Olie crashed his palm down on the table. “Well, hallelujah, you’re not as dumb as you look.”

“But I let her go.”

“I take that back—you’re even dumber.”

L
UC OPENED THE FRONT DOOR
to his apartment and tossed the fistful of mail onto his coffee table. His place wasn’t much, but it was better than living on base. It was even clean for now, since his buddy’s wife ran a cleaning company and had gone through the one bedroom, bath, kitchen and living room with her mop and vacuum since he’d returned from the sandbox.
At least here he could have some privacy, which had been seriously in short supply while he and his team were out in the field. Here he could sit and drink a beer reclining in his black leather sectional while he watched the huge flat-screen TV.

He pulled out a beer and flipped up the recliner while he surfed through the channels. Local news, nothing good on sports, some weepy chick flick, national news with talking heads yapping about Afghanistan and Iraq as if they could even find the places on a map. As if they could even find their asses with two hands and a map. He told them all where to go using several rude French verbs and was about to turn off the TV when Claire’s father, of all people, popped up on C-SPAN. The man looked good on TV, Luc had to admit, a wise elder statesman-type. Luc shook his head. Bad enough he had to get that woman out of his system without seeing reminders of her on TV.

He shut off the TV and rubbed his eyes. Maybe he should try to get some sleep. He was planning to leave for Louisiana in a couple days and wouldn’t get much rest sleeping on his parents’ couch.

No more tents or swamps, at least not for now. Tonight Luc would sleep on a bed for the first time in a week.
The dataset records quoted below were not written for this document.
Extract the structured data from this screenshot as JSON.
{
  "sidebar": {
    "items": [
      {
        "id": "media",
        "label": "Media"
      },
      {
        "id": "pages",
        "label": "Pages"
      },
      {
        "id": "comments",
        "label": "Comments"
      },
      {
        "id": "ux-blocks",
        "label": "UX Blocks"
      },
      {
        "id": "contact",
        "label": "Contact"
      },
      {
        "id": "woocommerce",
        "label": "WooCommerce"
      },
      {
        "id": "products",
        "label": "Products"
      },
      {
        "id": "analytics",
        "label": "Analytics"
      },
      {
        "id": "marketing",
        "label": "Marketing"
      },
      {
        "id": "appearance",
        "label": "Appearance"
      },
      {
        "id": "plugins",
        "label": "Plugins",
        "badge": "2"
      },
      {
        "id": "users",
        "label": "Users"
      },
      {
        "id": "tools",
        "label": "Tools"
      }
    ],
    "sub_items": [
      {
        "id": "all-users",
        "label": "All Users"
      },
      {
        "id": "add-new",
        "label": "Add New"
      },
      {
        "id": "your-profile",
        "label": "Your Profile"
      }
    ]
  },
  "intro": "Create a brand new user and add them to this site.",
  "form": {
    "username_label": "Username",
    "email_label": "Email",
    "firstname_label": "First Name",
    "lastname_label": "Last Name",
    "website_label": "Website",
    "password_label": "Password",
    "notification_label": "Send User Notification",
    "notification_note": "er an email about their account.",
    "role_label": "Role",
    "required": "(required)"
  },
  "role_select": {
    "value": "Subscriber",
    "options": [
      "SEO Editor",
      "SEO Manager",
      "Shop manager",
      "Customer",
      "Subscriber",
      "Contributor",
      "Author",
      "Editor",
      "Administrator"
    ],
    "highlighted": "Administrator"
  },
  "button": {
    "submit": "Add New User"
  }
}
Sleep alone for the first time since he and Claire had started making love.

And love was what it was.

He loved Claire. He should have known that back in the woods, should have known that when he’d dropped her off to her father, when he’d shoved her out of his life.

What was he supposed to do now? He stared blankly at the dark TV screen, as blank as his mind except for the overwhelming loss. For a man who made life-and-death decisions on a frequent basis, he was sure screwing up. He had used up more of his lives than a cat, and chances were he might not live to be an old man. Claire was only twenty-four. T-Bone’s widow was only a couple years older.
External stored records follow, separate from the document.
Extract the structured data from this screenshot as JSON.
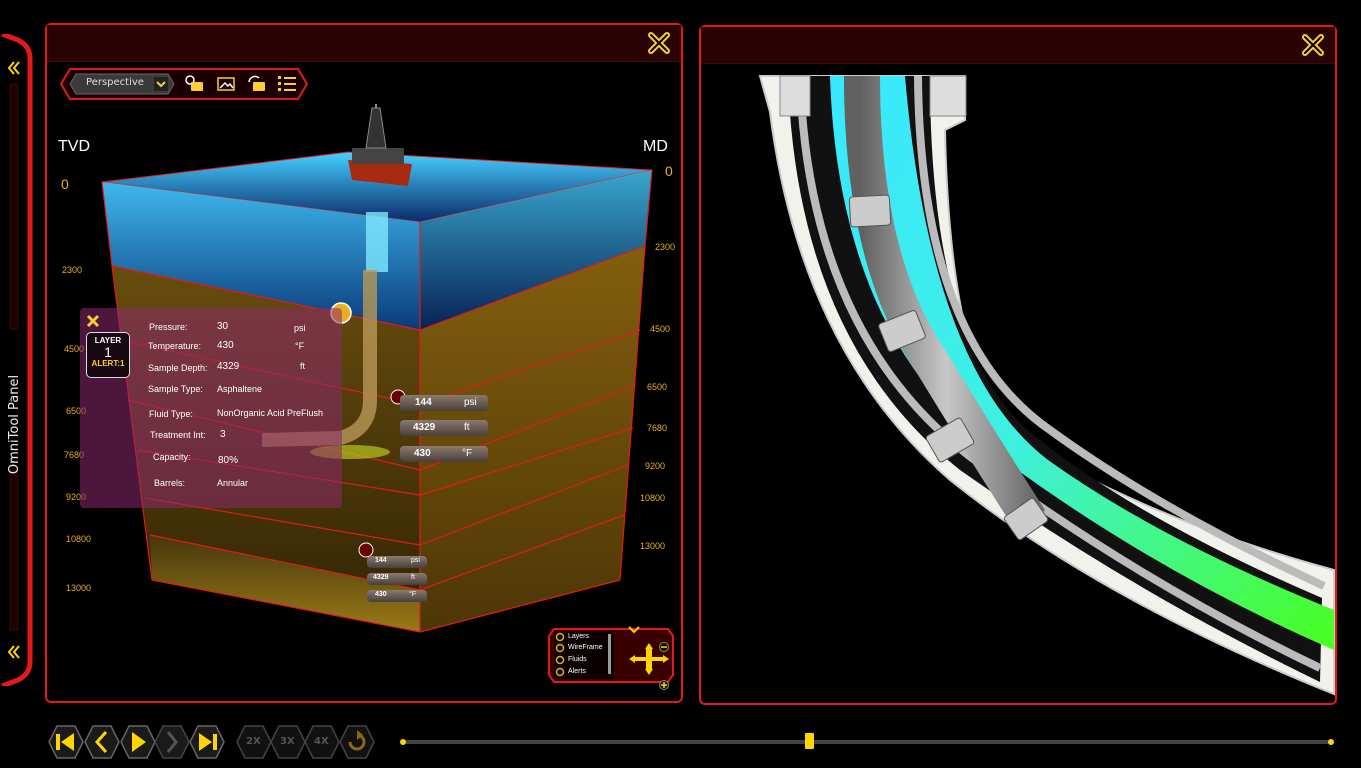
{
  "omnitool": {
    "label": "OmniTool Panel"
  },
  "left_panel": {
    "view_mode": {
      "selected": "Perspective"
    },
    "toolbar_icons": [
      "zoom-camera-icon",
      "image-icon",
      "rotate-camera-icon",
      "list-settings-icon"
    ],
    "tvd_label": "TVD",
    "md_label": "MD",
    "tvd_ticks": [
      "0",
      "2300",
      "4500",
      "6500",
      "7680",
      "9200",
      "10800",
      "13000"
    ],
    "md_ticks": [
      "0",
      "2300",
      "4500",
      "6500",
      "7680",
      "9200",
      "10800",
      "13000"
    ],
    "info_card": {
      "layer_label": "LAYER",
      "layer_number": "1",
      "alert": "ALERT:1",
      "fields": [
        {
          "label": "Pressure:",
          "value": "30",
          "unit": "psi"
        },
        {
          "label": "Temperature:",
          "value": "430",
          "unit": "°F"
        },
        {
          "label": "Sample Depth:",
          "value": "4329",
          "unit": "ft"
        },
        {
          "label": "Sample Type:",
          "value": "Asphaltene",
          "unit": ""
        },
        {
          "label": "Fluid Type:",
          "value": "NonOrganic Acid PreFlush",
          "unit": ""
        },
        {
          "label": "Treatment Int:",
          "value": "3",
          "unit": ""
        },
        {
          "label": "Capacity:",
          "value": "80%",
          "unit": ""
        },
        {
          "label": "Barrels:",
          "value": "Annular",
          "unit": ""
        }
      ]
    },
    "marker_a": {
      "pressure": "144",
      "pressure_unit": "psi",
      "depth": "4329",
      "depth_unit": "ft",
      "temp": "430",
      "temp_unit": "°F"
    },
    "marker_b": {
      "pressure": "144",
      "pressure_unit": "psi",
      "depth": "4329",
      "depth_unit": "ft",
      "temp": "430",
      "temp_unit": "°F"
    },
    "legend": {
      "items": [
        "Layers",
        "WireFrame",
        "Fluids",
        "Alerts"
      ]
    }
  },
  "playback": {
    "buttons": [
      "skip-back",
      "step-back",
      "play",
      "pause",
      "skip-forward"
    ],
    "speeds": [
      "2X",
      "3X",
      "4X"
    ],
    "position": 0.437
  },
  "colors": {
    "accent": "#e21a1a",
    "gold": "#e8b020",
    "header": "#2a0405",
    "fluid": "#38f0ff"
  }
}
He sighed and set down his beer. It was making him too sentimental, anyway. He reached for his mail, automatically flipping aside the junk into one pile, bills into another. There was no personal mail. Never was.

Finally, the catalogs on the bottom. He shook his head. What the hell kind of mailing list had he gotten on? Sure, he understood the knife and gun catalogs, but home decoration and fluffy gift catalogs? He was about to toss one aside when the model on the cover caught his eye.

No, it wasn’t Claire, although her peachy skin and dark hair was a close match. Calling himself ten thousand kinds of a fool, he opened the pages to look for any more pictures of the model. He didn’t have any photos of Claire.

After several pages of clever T-shirts, puppy statues and hand-painted wineglasses, he was about ready to close it when he spotted a ring. A simple gold band, it was engraved with the French script
“Vous et nul autre.” You, and no other.

Luc felt like the time Olie had sucker-punched him in the gut during hand-to-hand combat training. He read the catalog description—a reproduction of a medieval ring given by one lover to another.

You, and no other.
That was who Claire was. Only Claire—no other woman would ever do for him. He flipped the recliner lever and leaped up. He knew what he had to do, and it didn’t look like he’d sleep in a bed tonight, either.